CommentsLeave a comment

  1. says

    Oh, Susan, leave it to you to bake something fabulous for my BBD Birthday Party! Wow! Pears soaked in wine? Ooof that is just what this party needs! And I think your pear – both the drawing and the bread – deserve an A+! What an incredible bread! Thanks for baking this!

  2. Judd says

    Your breads keep on getting better and better! This one that is high on my list to try. I am going to try Gerard’s levain once more. I have to impress a visitor from France,(the owner of the cottage in the mountains)soo..I will try to bake it in the midst of all the packing choas around me.

  3. says

    Jean, the original recipe called for white wine; I used red. Any wine you like should be fine.

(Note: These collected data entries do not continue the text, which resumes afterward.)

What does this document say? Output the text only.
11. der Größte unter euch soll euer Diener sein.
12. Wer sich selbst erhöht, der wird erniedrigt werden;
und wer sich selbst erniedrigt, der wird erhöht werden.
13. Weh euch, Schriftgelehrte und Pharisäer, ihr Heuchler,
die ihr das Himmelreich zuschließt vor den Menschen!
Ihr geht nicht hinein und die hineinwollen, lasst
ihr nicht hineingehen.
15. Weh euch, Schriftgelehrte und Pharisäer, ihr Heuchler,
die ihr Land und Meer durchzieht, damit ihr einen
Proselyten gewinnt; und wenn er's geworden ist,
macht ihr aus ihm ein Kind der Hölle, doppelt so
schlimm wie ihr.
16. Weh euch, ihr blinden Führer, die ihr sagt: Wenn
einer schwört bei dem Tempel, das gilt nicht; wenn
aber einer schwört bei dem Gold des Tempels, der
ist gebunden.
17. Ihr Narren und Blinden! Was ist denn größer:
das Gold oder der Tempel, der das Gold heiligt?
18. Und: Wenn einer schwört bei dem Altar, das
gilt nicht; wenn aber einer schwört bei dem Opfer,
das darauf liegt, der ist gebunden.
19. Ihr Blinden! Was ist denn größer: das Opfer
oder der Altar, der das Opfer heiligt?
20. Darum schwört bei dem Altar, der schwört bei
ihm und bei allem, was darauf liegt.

    mlaiuppa, you could add pears and walnuts to any dough you like. You’ll have to change the name of the bread, though ;)

  4. says

    I love the look of these stencilled breads! And this sounds like it would be delicious.

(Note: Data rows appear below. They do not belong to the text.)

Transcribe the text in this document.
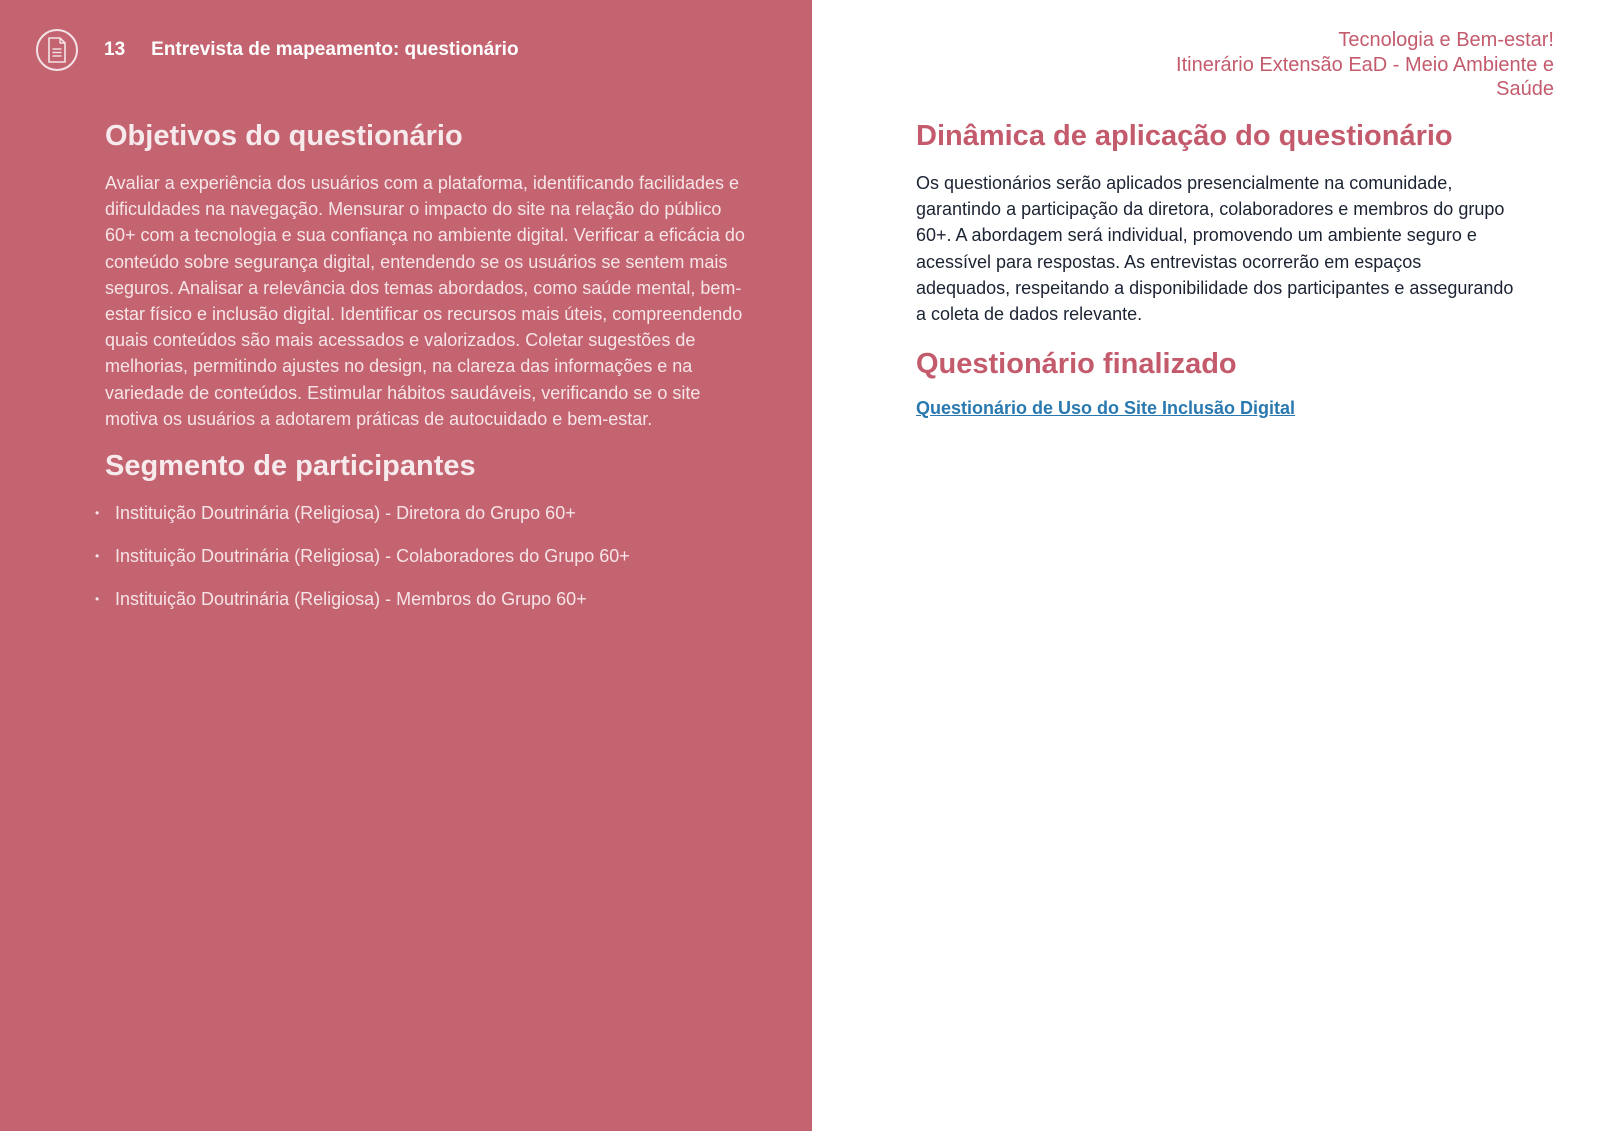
13 Entrevista de mapeamento: questionário
Objetivos do questionário

Avaliar a experiência dos usuários com a plataforma, identificando facilidades e dificuldades na navegação. Mensurar o impacto do site na relação do público 60+ com a tecnologia e sua confiança no ambiente digital. Verificar a eficácia do conteúdo sobre segurança digital, entendendo se os usuários se sentem mais seguros. Analisar a relevância dos temas abordados, como saúde mental, bem-estar físico e inclusão digital. Identificar os recursos mais úteis, compreendendo quais conteúdos são mais acessados e valorizados. Coletar sugestões de melhorias, permitindo ajustes no design, na clareza das informações e na variedade de conteúdos. Estimular hábitos saudáveis, verificando se o site motiva os usuários a adotarem práticas de autocuidado e bem-estar.

Segmento de participantes
• Instituição Doutrinária (Religiosa) - Diretora do Grupo 60+
• Instituição Doutrinária (Religiosa) - Colaboradores do Grupo 60+
• Instituição Doutrinária (Religiosa) - Membros do Grupo 60+
Tecnologia e Bem-estar!
Itinerário Extensão EaD - Meio Ambiente e
Saúde
Dinâmica de aplicação do questionário

Os questionários serão aplicados presencialmente na comunidade, garantindo a participação da diretora, colaboradores e membros do grupo 60+. A abordagem será individual, promovendo um ambiente seguro e acessível para respostas. As entrevistas ocorrerão em espaços adequados, respeitando a disponibilidade dos participantes e assegurando a coleta de dados relevante.

Questionário finalizado
Questionário de Uso do Site Inclusão Digital
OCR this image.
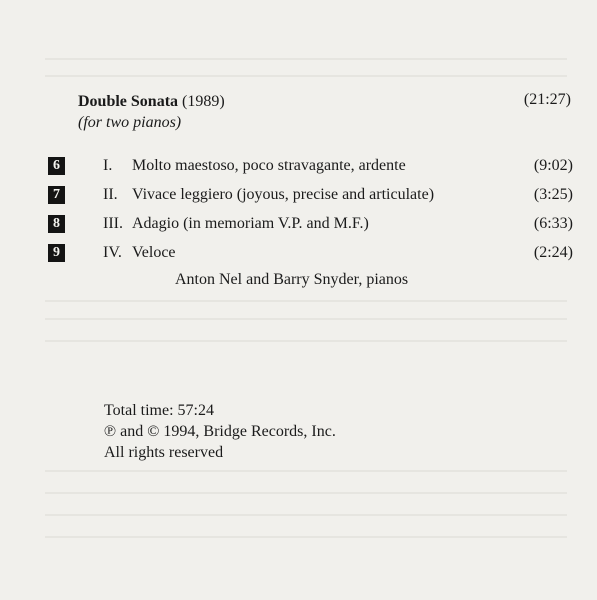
Double Sonata (1989)
(for two pianos)
(21:27)
6	I.	Molto maestoso, poco stravagante, ardente	(9:02)
7	II. Vivace leggiero (joyous, precise and articulate)	(3:25)
8	III. Adagio (in memoriam V.P. and M.F.)	(6:33)
9	IV. Veloce	(2:24)
Anton Nel and Barry Snyder, pianos
Total time: 57:24
℗ and © 1994, Bridge Records, Inc.
All rights reserved
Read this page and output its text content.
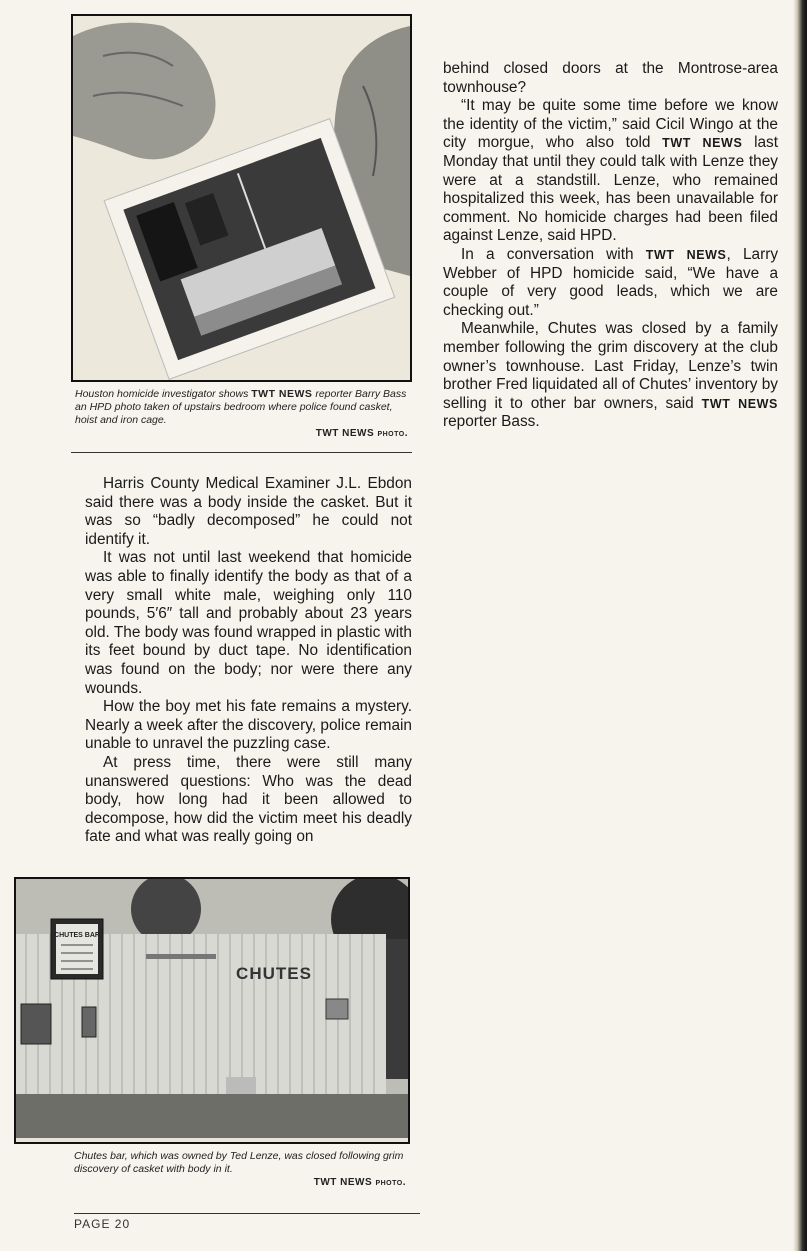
Houston homicide investigator shows TWT NEWS reporter Barry Bass an HPD photo taken of upstairs bedroom where police found casket, hoist and iron cage.
TWT NEWS photo.

Harris County Medical Examiner J.L. Ebdon said there was a body inside the casket. But it was so “badly decomposed” he could not identify it.

It was not until last weekend that homicide was able to finally identify the body as that of a very small white male, weighing only 110 pounds, 5′6″ tall and probably about 23 years old. The body was found wrapped in plastic with its feet bound by duct tape. No identification was found on the body; nor were there any wounds.

How the boy met his fate remains a mystery. Nearly a week after the discovery, police remain unable to unravel the puzzling case.

At press time, there were still many unanswered questions: Who was the dead body, how long had it been allowed to decompose, how did the victim meet his deadly fate and what was really going on

behind closed doors at the Montrose-area townhouse?

“It may be quite some time before we know the identity of the victim,” said Cicil Wingo at the city morgue, who also told TWT NEWS last Monday that until they could talk with Lenze they were at a standstill. Lenze, who remained hospitalized this week, has been unavailable for comment. No homicide charges had been filed against Lenze, said HPD.

In a conversation with TWT NEWS, Larry Webber of HPD homicide said, “We have a couple of very good leads, which we are checking out.”

Meanwhile, Chutes was closed by a family member following the grim discovery at the club owner’s townhouse. Last Friday, Lenze’s twin brother Fred liquidated all of Chutes’ inventory by selling it to other bar owners, said TWT NEWS reporter Bass.

CHUTES BAR
CHUTES
Chutes bar, which was owned by Ted Lenze, was closed following grim discovery of casket with body in it.
TWT NEWS photo.
PAGE 20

    Do you soak the pears in red or white wine?

    By “flour”, do you mean unbleached white wheat flour that is around 11.5% protein – often labelled “all-purpose”? Or do you recommend a stronger one at around 13% protein – often labelled “bread flour” (Sorry for using those terms; I just re-read your flour post and know you like to avoid their use.)

  5. says

    Stunning! And I love the flavor combination. Using a stencil is such a great idea for decorating a loaf–there are so many possibilities.

  6. says

    How amazing is this! Wow – I would love to try something this creative :) The most creative I have been is a Disney castle cake for our daughter and Sponge Bob for our son lol! I know it is supposed to be Buckwheat, but I would love to use Kamut khorasan wheat flour for sure though – thanks for sharing this.

  7. says

    This is a wonderful bread, I’ve baked it too and it’s delicious!! Looks amazing with that pear-shape on it in flour doesn’t it!

  8. annie says

    Susan, I bought a bag of organic buckwheat flour in a cloth sag on impulse and then I realized there’s not a lot of recipes out there for buckwheat breads. When I found yours, I was so eager to try it out. I’ve made it twice now with raisin soaked in rum. They’re such soft, flavourful, tender loaves. Just amazing. Thank you for a great formula. I’m going to experiment more with buckwheat flour now.